🤖 AI Summary
This work addresses the positional bias in long-context language models, where information at intermediate positions is underutilized. Existing attention sorting methods mitigate this bias through multi-pass re-ranking, but incur high deployment costs. The paper proposes a single-pass debiased attention sorting approach that estimates the positional bias curve from low-attention documents and corrects the original attention scores via subtraction or division, enabling effective one-round reranking. Systematic evaluation on YaRN-Llama-2-7b-64k shows that positional bias correction alone improves accuracy by 8.67 percentage points—yet accounts for only 37% of the performance gap closed by iterative methods—revealing that the benefits of repeated reranking extend beyond mere bias correction.
📝 Abstract
Long-context language models suffer from position bias, where information in middle positions is underutilized.
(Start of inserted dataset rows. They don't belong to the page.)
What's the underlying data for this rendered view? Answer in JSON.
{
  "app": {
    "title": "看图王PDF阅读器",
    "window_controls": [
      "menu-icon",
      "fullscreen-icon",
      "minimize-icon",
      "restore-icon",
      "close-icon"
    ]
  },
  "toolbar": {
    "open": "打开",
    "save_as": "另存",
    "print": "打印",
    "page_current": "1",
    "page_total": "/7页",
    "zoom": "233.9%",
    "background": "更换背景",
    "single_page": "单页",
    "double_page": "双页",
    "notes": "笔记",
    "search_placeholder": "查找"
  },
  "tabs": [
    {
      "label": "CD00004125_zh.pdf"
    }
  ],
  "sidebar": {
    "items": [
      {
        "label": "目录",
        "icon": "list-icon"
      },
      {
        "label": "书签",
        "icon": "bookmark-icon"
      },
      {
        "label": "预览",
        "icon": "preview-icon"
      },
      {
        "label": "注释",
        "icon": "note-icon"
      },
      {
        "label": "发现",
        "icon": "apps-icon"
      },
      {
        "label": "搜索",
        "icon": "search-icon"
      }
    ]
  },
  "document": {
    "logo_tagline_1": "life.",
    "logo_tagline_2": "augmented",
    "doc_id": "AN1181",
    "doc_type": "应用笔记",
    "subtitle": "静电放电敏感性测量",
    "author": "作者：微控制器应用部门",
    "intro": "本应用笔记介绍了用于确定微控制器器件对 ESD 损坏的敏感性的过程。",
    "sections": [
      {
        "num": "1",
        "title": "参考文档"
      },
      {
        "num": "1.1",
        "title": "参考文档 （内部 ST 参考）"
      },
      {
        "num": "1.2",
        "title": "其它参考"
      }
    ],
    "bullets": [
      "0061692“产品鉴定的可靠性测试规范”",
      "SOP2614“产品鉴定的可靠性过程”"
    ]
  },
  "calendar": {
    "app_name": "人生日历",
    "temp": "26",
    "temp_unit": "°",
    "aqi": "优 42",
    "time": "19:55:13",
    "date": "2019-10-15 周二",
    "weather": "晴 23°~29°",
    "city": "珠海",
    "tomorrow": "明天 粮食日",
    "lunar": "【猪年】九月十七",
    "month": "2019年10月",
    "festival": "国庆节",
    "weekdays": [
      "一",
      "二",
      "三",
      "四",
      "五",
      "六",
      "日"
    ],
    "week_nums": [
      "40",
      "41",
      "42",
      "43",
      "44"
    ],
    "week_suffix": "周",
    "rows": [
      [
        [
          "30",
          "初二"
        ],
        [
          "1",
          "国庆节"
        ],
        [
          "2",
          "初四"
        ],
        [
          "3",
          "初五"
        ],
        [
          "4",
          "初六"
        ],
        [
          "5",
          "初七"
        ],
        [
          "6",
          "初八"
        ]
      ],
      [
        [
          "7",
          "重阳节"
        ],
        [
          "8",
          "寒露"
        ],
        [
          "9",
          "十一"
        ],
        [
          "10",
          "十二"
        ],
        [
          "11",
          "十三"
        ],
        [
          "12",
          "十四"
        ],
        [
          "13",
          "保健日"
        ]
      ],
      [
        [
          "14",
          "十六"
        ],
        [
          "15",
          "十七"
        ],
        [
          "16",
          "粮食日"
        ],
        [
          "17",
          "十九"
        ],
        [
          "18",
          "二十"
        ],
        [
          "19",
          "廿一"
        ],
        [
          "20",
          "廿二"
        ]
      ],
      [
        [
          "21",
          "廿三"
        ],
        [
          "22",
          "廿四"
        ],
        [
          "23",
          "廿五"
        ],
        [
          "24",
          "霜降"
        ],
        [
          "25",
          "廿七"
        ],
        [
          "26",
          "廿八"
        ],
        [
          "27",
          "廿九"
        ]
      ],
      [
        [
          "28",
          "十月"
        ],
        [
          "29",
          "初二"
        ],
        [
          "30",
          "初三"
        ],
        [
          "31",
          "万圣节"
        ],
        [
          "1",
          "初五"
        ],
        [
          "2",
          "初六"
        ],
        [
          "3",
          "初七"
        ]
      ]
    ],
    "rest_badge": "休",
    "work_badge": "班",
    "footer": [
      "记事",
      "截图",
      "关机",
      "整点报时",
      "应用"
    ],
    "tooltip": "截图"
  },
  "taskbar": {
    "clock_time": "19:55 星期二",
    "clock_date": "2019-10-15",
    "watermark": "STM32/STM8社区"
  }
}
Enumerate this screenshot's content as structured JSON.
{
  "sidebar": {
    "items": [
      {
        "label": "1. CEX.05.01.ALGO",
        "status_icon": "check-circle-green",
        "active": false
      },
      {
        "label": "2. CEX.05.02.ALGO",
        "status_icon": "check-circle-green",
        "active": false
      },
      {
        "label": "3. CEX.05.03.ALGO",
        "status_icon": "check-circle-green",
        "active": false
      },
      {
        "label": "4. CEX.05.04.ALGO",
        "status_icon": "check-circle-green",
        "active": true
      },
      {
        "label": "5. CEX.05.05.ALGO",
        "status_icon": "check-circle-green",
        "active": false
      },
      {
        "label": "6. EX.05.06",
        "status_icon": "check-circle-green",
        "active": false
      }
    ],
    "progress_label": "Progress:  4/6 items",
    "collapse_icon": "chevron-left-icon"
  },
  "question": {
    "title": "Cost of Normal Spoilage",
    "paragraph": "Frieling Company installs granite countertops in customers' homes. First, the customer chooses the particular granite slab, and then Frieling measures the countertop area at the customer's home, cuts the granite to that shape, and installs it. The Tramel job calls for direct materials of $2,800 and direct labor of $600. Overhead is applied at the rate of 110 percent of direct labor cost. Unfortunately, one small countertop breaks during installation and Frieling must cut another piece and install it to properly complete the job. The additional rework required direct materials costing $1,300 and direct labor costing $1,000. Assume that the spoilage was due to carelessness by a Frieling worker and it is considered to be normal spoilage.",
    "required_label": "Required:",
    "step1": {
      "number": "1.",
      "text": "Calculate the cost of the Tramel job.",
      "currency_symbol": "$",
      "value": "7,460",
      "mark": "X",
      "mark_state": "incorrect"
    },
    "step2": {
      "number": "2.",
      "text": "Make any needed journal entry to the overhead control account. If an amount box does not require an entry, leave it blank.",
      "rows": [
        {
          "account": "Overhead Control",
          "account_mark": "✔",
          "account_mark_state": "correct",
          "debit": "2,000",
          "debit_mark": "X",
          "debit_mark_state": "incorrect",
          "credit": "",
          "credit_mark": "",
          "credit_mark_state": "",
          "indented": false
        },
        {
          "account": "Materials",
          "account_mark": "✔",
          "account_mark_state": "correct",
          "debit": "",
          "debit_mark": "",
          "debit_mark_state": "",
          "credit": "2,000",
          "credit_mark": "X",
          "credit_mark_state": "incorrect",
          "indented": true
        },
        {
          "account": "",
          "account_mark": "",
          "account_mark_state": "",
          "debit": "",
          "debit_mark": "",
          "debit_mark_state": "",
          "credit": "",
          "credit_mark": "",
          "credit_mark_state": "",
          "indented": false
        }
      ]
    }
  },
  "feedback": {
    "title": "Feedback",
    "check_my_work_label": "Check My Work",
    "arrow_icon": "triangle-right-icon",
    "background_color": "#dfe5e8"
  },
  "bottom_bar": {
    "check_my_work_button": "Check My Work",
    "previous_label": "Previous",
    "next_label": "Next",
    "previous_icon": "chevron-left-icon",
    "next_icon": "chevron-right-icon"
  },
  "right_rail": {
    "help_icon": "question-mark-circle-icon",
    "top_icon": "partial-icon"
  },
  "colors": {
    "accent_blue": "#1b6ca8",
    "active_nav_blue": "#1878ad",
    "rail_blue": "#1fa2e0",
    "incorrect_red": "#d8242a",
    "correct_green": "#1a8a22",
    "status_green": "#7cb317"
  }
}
Attention Sorting addresses this by iteratively reordering documents based on attention patterns, but its multiple sort-and-generate cycles increase deployment cost. We hypothesize that position bias is the primary bottleneck and propose Debiased One-Pass Attention Sorting, which estimates a per-prompt position-bias curve from the low-attention majority of documents and uses it to correct raw attention scores (via subtraction or division) to enable single-pass sorting. Our experiments on two models refute this hypothesis in the tested setting: on LLaMA-2-7B-32K-Instruct, debiasing produces identical results to uncalibrated single-pass sorting (94.83\% containment accuracy), while on YaRN-Llama-2-7b-64k, debiasing improves accuracy by 8.67 percentage points but remains 14.84pp behind iterative sorting, closing only 37\% of the gap. These results suggest that position-bias correction is insufficient to match iterative sorting, and that repeated reordering provides additional benefits beyond bias correction.